Il giudizio sul semestre filtro degli iscritti alle Facoltà di Medicina “è molto buono. Mi dispiace solo che – non c’è un filo di polemica in questo – visto che il 90% degli studenti era in aula, si sia dovuta interrompere la presenza alle lezioni per le occupazioni delle facoltà. Questo è un peccato perché avevamo detto che sarebbe stato opportuno che gli studenti di Medicina entrassero in contatto con la realtà vera degli atenei che è quelle delle aule. Purtroppo una parte delle università ha dovuto svoltare sulla didattica a distanza perché le aule erano occupate. Però ora finirà, faranno la loro prima verifica che sono esami, questa la vera differenza. Il vero cambio di paradigma per l’accesso a Medicina è che prima la selezione si faceva senza formazione e sulla base di un test solo selettivo e non formate. Oggi con il semestre libero i ragazzi si possono formare e fare gli esami”. Così il ministro dell’Università e Ricerca, Anna Maria Bernini, a margine della presentazione oggi al Quirinale dei Giorni per la ricerca della Fondazione Airc, rispondendo alle domande dei giornalisti sull’andamento del semestre filtro a Medicina.
Semestre filtro: esplode il caso della “doppia soglia di ammissione”
Intanto è caos sul semestre filtro per l’accesso ai corsi di laurea in Medicina, Chirurgia e Odontoiatria. A un mese dall’avvio del nuovo sistema, il ministero dell’Università e della Ricerca ha fissato una soglia minima di frequenza pari al 51% delle lezioni per ciascuna materia (Biologia, Chimica e Fisica), richiedendo, tuttavia, sempre il rispetto delle diverse percentuali di frequenza previsti dai regolamenti didattici dei singoli atenei. Il risultato è una disparità di trattamento senza precedenti, con università che adottano criteri completamente diversi, trasformando un requisito uniforme in un ostacolo variabile a seconda della città. In sostanza, a parità di frequenza, uno studente che ha seguito il 68% delle lezioni può essere ammesso a Roma ma escluso a Udine o Salerno.

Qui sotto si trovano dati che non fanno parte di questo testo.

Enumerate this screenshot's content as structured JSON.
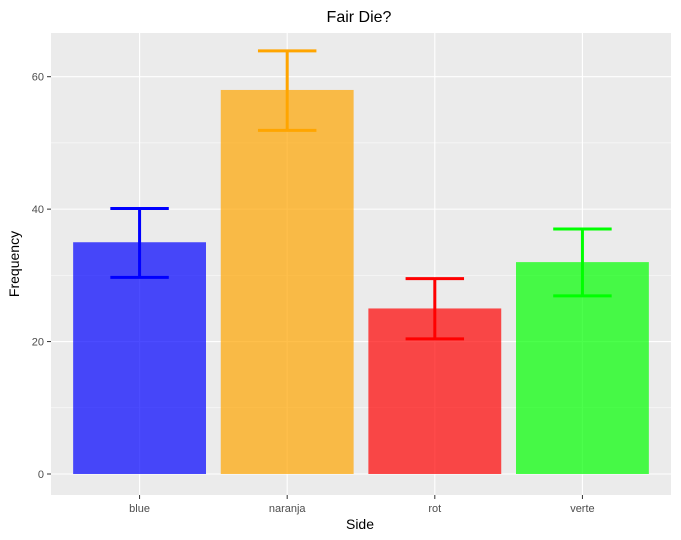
{
  "chart_data": {
    "type": "bar",
    "title": "Fair Die?",
    "xlabel": "Side",
    "ylabel": "Frequency",
    "categories": [
      "blue",
      "naranja",
      "rot",
      "verte"
    ],
    "values": [
      35,
      58,
      25,
      32
    ],
    "error_low": [
      29.7,
      51.9,
      20.4,
      26.9
    ],
    "error_high": [
      40.1,
      63.9,
      29.5,
      37.0
    ],
    "colors": [
      "#0000ff",
      "#ffa500",
      "#ff0000",
      "#00ff00"
    ],
    "bar_opacity": 0.7,
    "ylim": [
      0,
      66.6
    ],
    "yticks": [
      0,
      20,
      40,
      60
    ],
    "ytick_labels": [
      "0",
      "20",
      "40",
      "60"
    ],
    "grid": true,
    "panel_background": "#ebebeb",
    "grid_color": "#ffffff"
  }
}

“È una disparità di trattamento illogica e inaccettabile – denunciano le associazioni studentesche – non può essere il singolo ateneo a determinare i criteri di accesso a un corso di laurea con test d’accesso nazionale. Oggi, invece, a parità di impegno e frequenza, uno studente rischia di essere escluso solo per ragioni geografiche. È un corto circuito normativo che mina la credibilità della riforma e mette in discussione la sua presunta equità”. Quali sono le soluzioni? “Il ministero – proseguono gli studenti – ha l’obbligo di intervenire subito per uniformare i criteri. Non è accettabile che un diritto così importante come l’accesso alla formazione medica dipenda dal luogo in cui uno studente studia. Questa è una discriminazione territoriale e normativa che rischia di generare centinaia di ricorsi”.